Friday, September 12, 2014

Yemen and Somalia are examples of U.S. mission creep, not success - The Washington Post

Yemen and Somalia are examples of U.S. mission creep, not success - The Washington Post

In his speech Wednesday night, President Obama laid out in somewhat unclear terms the planned U.S. campaign to combat the Islamic State, a murderous terrorist organization that has gained strength in the midst of political chaos in Iraq and Syria. U.S. action in Iraq will involve sustained targeted air strikes combined with ground offensives by the Iraqi army and Kurdish militias already fighting the Islamic State. In Syria, the challenge is thornier, with the United States leaning on a constellation of Sunni Arab allies to help reverse the Islamic State's gains.
Here's how Obama framed it in the speech:
This counterterrorism campaign will be waged through a steady, relentless effort to take out [the Islamic State] wherever they exist, using our air power and our support for partner forces on the ground. This strategy of taking out terrorists who threaten us, while supporting partners on the front lines, is one that we have successfully pursued in Yemen and Somalia for years. 
The reference to Yemen and Somalia is curious. One wonders how many Americans were even aware that their country was still technically fighting wars in these two countries -- the legacy of America's post-9/11 war on al-Qaeda and its militant affiliates.
One also wonders how Obama could say that American involvement there has been clearly "successful," or moreover imply that the missions are near complete. "Very few people who are not part of the administration consider either of those cases a success," writes the Guardian's Spencer Ackerman. "Less subjectively, neither has finished, years later, and it is unclear what success in Yemen and Somalia even is."
In Yemen, the most impoverished state in the Arab world, the United States is still trying to snuff out al-Qaeda in the Arabian Peninsula, a branch of the terror group that has proven capable of orchestrating plots that directly threaten the United States. In December 2009, the "underwear bomber", trained in AQAP camps, almost managed to detonate an explosive device while sitting in a plane on a Detroit tarmac. Letter bombs that could have exploded in flight, sent from Yemen, were intercepted en route to the United States.
With the tacit support of the Yemeni government, the Obama administration stepped up targeted drone strikes on AQAP militants and commanders. The attacks, couched in a hazy legality, have led some critics to accuse the United States of committing war crimes.

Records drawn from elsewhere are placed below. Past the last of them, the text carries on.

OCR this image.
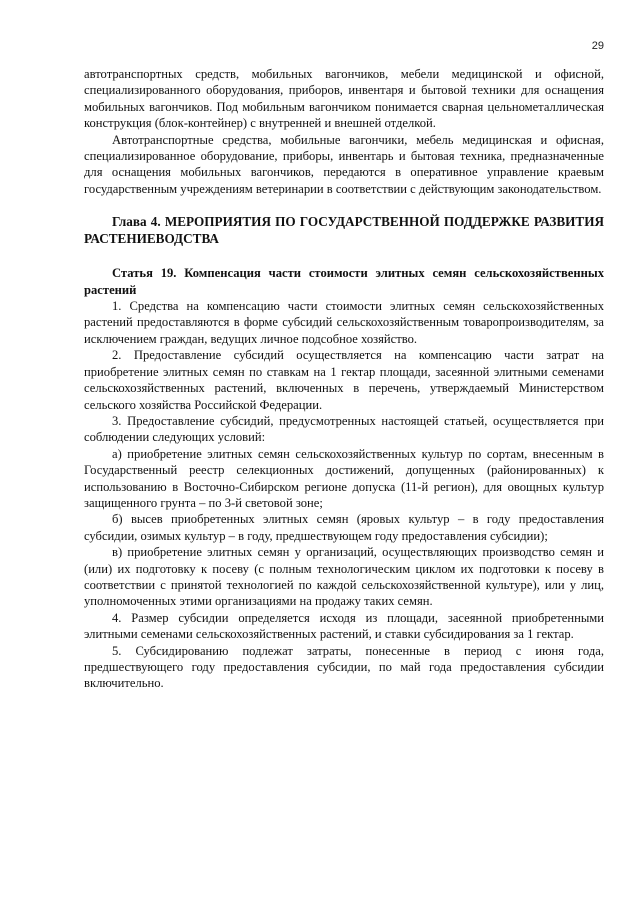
29

автотранспортных средств, мобильных вагончиков, мебели медицинской и офисной, специализированного оборудования, приборов, инвентаря и бытовой техники для оснащения мобильных вагончиков. Под мобильным вагончиком понимается сварная цельнометаллическая конструкция (блок-контейнер) с внутренней и внешней отделкой.

Автотранспортные средства, мобильные вагончики, мебель медицинская и офисная, специализированное оборудование, приборы, инвентарь и бытовая техника, предназначенные для оснащения мобильных вагончиков, передаются в оперативное управление краевым государственным учреждениям ветеринарии в соответствии с действующим законодательством.

Глава 4. МЕРОПРИЯТИЯ ПО ГОСУДАРСТВЕННОЙ ПОДДЕРЖКЕ РАЗВИТИЯ РАСТЕНИЕВОДСТВА

Статья 19. Компенсация части стоимости элитных семян сельскохозяйственных растений

1. Средства на компенсацию части стоимости элитных семян сельскохозяйственных растений предоставляются в форме субсидий сельскохозяйственным товаропроизводителям, за исключением граждан, ведущих личное подсобное хозяйство.

2. Предоставление субсидий осуществляется на компенсацию части затрат на приобретение элитных семян по ставкам на 1 гектар площади, засеянной элитными семенами сельскохозяйственных растений, включенных в перечень, утверждаемый Министерством сельского хозяйства Российской Федерации.

3. Предоставление субсидий, предусмотренных настоящей статьей, осуществляется при соблюдении следующих условий:

а) приобретение элитных семян сельскохозяйственных культур по сортам, внесенным в Государственный реестр селекционных достижений, допущенных (районированных) к использованию в Восточно-Сибирском регионе допуска (11-й регион), для овощных культур защищенного грунта – по 3-й световой зоне;

б) высев приобретенных элитных семян (яровых культур – в году предоставления субсидии, озимых культур – в году, предшествующем году предоставления субсидии);

в) приобретение элитных семян у организаций, осуществляющих производство семян и (или) их подготовку к посеву (с полным технологическим циклом их подготовки к посеву в соответствии с принятой технологией по каждой сельскохозяйственной культуре), или у лиц, уполномоченных этими организациями на продажу таких семян.

4. Размер субсидии определяется исходя из площади, засеянной приобретенными элитными семенами сельскохозяйственных растений, и ставки субсидирования за 1 гектар.

5. Субсидированию подлежат затраты, понесенные в период с июня года, предшествующего году предоставления субсидии, по май года предоставления субсидии включительно.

Peter Bergen, of the New America Foundation, summed up the U.S. drone program earlier this year:
Such strikes do not target known militants but rather people who are displaying the behaviors of suspected militants. Such signature strikes were reportedly governed by stricter rules in Yemen than in Pakistan, though, and were given a different name: TADS, or Terrorist Attack Disruption Strikes.
As of [mid-April], U.S. drone and air strikes have killed an estimated 753 to 965 people in Yemen, of whom the large majority were militants, but at least 81 were civilians, according to the New America Foundation study.

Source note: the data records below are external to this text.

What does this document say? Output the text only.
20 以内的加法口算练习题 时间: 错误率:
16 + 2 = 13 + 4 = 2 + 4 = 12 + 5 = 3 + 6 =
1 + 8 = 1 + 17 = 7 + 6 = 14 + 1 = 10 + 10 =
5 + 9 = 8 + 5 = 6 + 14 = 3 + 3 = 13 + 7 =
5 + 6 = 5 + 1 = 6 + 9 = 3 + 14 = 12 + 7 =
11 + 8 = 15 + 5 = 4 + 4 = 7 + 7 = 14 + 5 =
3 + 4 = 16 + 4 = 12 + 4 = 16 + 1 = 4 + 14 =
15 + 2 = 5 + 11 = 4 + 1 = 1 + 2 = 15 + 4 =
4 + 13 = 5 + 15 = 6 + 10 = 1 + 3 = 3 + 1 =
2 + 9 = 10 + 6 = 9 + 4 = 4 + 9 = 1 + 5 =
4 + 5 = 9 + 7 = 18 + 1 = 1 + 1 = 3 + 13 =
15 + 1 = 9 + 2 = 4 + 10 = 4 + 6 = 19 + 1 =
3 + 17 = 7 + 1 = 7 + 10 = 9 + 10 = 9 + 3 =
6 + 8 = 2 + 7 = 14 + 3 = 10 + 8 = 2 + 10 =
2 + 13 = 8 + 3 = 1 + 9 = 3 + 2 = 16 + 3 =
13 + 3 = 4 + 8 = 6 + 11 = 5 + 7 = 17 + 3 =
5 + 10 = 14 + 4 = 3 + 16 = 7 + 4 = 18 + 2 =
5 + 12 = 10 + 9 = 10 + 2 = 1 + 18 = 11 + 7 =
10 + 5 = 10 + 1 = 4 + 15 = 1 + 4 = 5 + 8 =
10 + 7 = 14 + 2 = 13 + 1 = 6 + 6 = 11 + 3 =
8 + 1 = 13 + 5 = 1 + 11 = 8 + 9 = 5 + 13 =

The drone strikes allow the United States to pin back AQAP, but not defeat it. As with the Taliban operating in Pakistan's tribal areas, prominent AQAP commanders may be killed, but hydra-like, they get replaced. Nor do reports of U.S. drones killing civilians and ending wedding parties win Washington hearts and minds.
AQAP has seen successive regimes in Yemen fall; it has seized towns and territory and now may benefit from a Shiite insurgency that's plunged the country into crisis once more.
On Thursday, the United States killed five AQAP militants in its first drone strike in Yemen since Aug. 17. The United States has launched at least 17 drone strikes in Yemen this year, according to the Long War Journal.
Meanwhile, Somalia remains the global euphemism for a failed state. American efforts, in conjunction with a number of African states, chased the al-Qaeda-linked militant group al-Shabab from the capital of Mogadishu and have allowed for the formation of a somewhat stable central government for the first time in nearly two decades.
But al-Shabab's capacity to launch its own attacks has not diminished, with the group responsible for bombings and hideous terror raids in neighboring Kenya. The United States confirmed killing Ahmed Godane, the group's leader, in an airstrike last week. But the group soon reaffirmed its allegiance to al-Qaeda leader Ayman al-Zawahiri and hardly looks a spent force. Yemeni and Somali fighters are also present among the jihadists in Syria and Iraq.
In neither Somalia nor Yemen does the threat to American security interests appear close to being neutralized. U.S. actions have perhaps hemmed in militant groups, but the lack of genuine political solutions on the ground mean their sources of support and strength remain. Obama, in his speech, said the goal was to "degrade and ultimately destroy" the Islamic State. These two other cases don't offer much cause for confidence, writes Al Jazeera America's Tony Karon:
[The Yemen/Somalia] comparison underscores the message that "ultimately" is the operative word in Obama’s promise to "ultimately destroy" the [Islamic State]. In both Yemen and Somalia, America’s enemy remains very much intact and active, and the U.S. approach has thus far succeeded in managing and containing the threat, but not in destroying it.
It's not welcome news for those seeking a swift, comprehensive American military response in Syria.